LeTV S1 – pierwszy smartfon z usługami Huawei Mobile Services… nie od Huawei

LeTV S1

LeTV S1

LeTV (dawniej LeEco) powraca z nowym urządzeniem. Producent ten był przez jakiś czas nieobecny na rynku – wszystko przez problemy finansowe. Firma ta nie jest co prawda odpowiedzialna za jakieś głośne premiery, ale może zaintrygować w inny sposób. Nowy model smartfona – LeTV S1 – może nie imponuje specyfikacją, ale wybór oprogramowania może nieco szokować.

LeTV S1 – zawodnik w barwach Chin

LeTV ma w swoim portfolio wiele różnych urządzeń – zarówno nieudanych, jak i… mniej nieudanych. Nic zatem dziwnego, że nie odniósł sukcesu na rynkach, na których próbował swoich sił.

Najwięcej uwagi LeTV poświęcało początkowo smartfonom, ale później pojawiły się również telewizory i inne produkty. Po niekrótkim zastoju, firma stara się wrócić na prostą. Pierwszym urządzeniem po wznowieniu produkcji jest smartfon LeTV S1. O samym urządzeniu nie wiemy zbyt wiele. Jak podaje Gizmochina, jest ono przeznczone na rynek azjatycki, i swoimi cechami stara się to podkreślać budżetowy charakter na każdym kroku – ma być tanio, skromnie i mało wydajnie.

Plakat zapowiadający nowe urządzenie LeTV S1 (źródło: Gizmochina)

Wyróżnikiem nowego modelu LeTV S1 jest zastosowane oprogramowanie. Smartfon co prawda działa pod kontrolą Androida 9, ale nie ma zaszytych usług Google. Producent postawił na bardzo nietypowe rozwiązanie i wyposażył swój sprzęt w usługi mobilne Huawei (HMS).

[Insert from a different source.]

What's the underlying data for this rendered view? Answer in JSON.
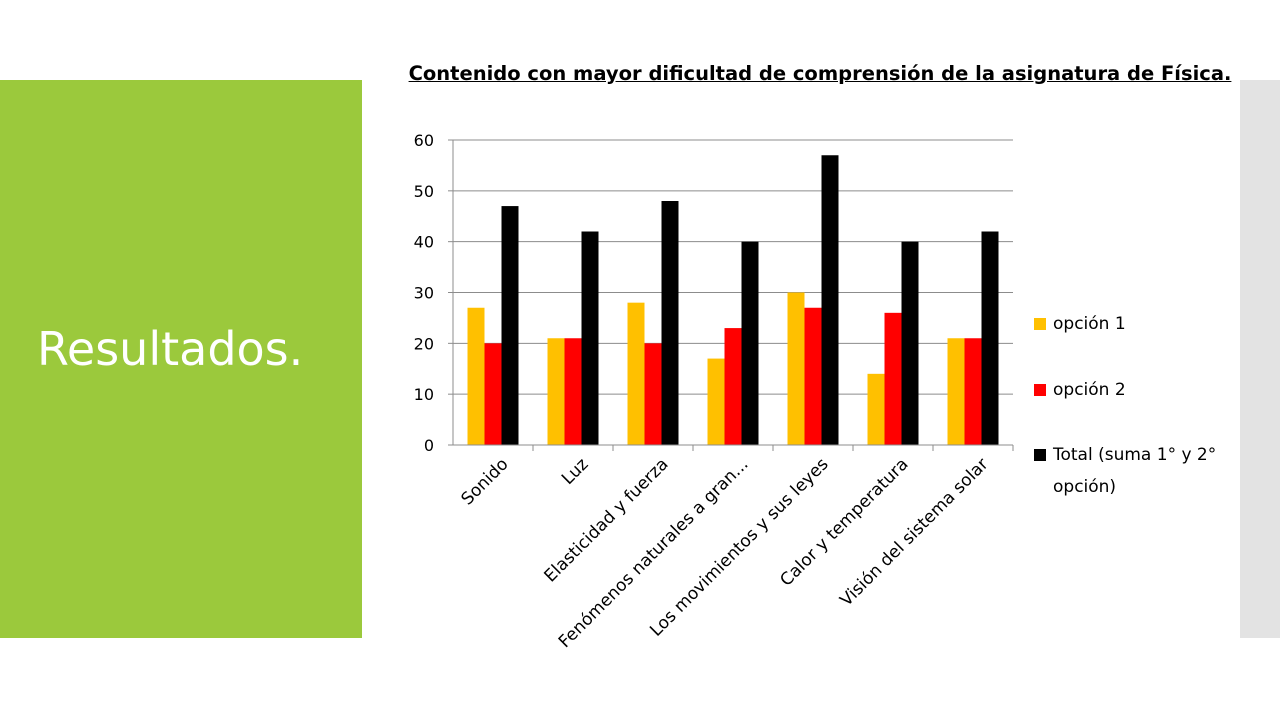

Te z kolei, pomimo, że ciągle się rozwijają i oferują coraz więcej, nadal stanowią dość spore ograniczenie w swobodzie wyboru aplikacji czy gier. Nie jest zatem do końca jasne, jakimi powodami kierował się producent, ale niewykluczone, że chodzi o pieniądze – nie wszyscy to wiedzą, ale za możliwość autoryzowanego korzystania z Usług Mobilnych Google producenci muszą zapłacić.

Kontrowersje w kwestii oprogramowania mamy już za sobą, ale to jeszcze nie koniec. Gdyby ktoś liczył na wydajny procesor, to może o tym zapomnieć. Sercem urządzenia ma zostać SoC Tiger T7510 produkcji UNISOC, który nie grzeszy mocą obliczeniową. Zresztą, pozostała część spodziewanej specyfikacji zdaje się potwierdzać to, że LeTV S1 to sprzęt mający rywalizować innymi cechami niż nowoczesność i wydajność.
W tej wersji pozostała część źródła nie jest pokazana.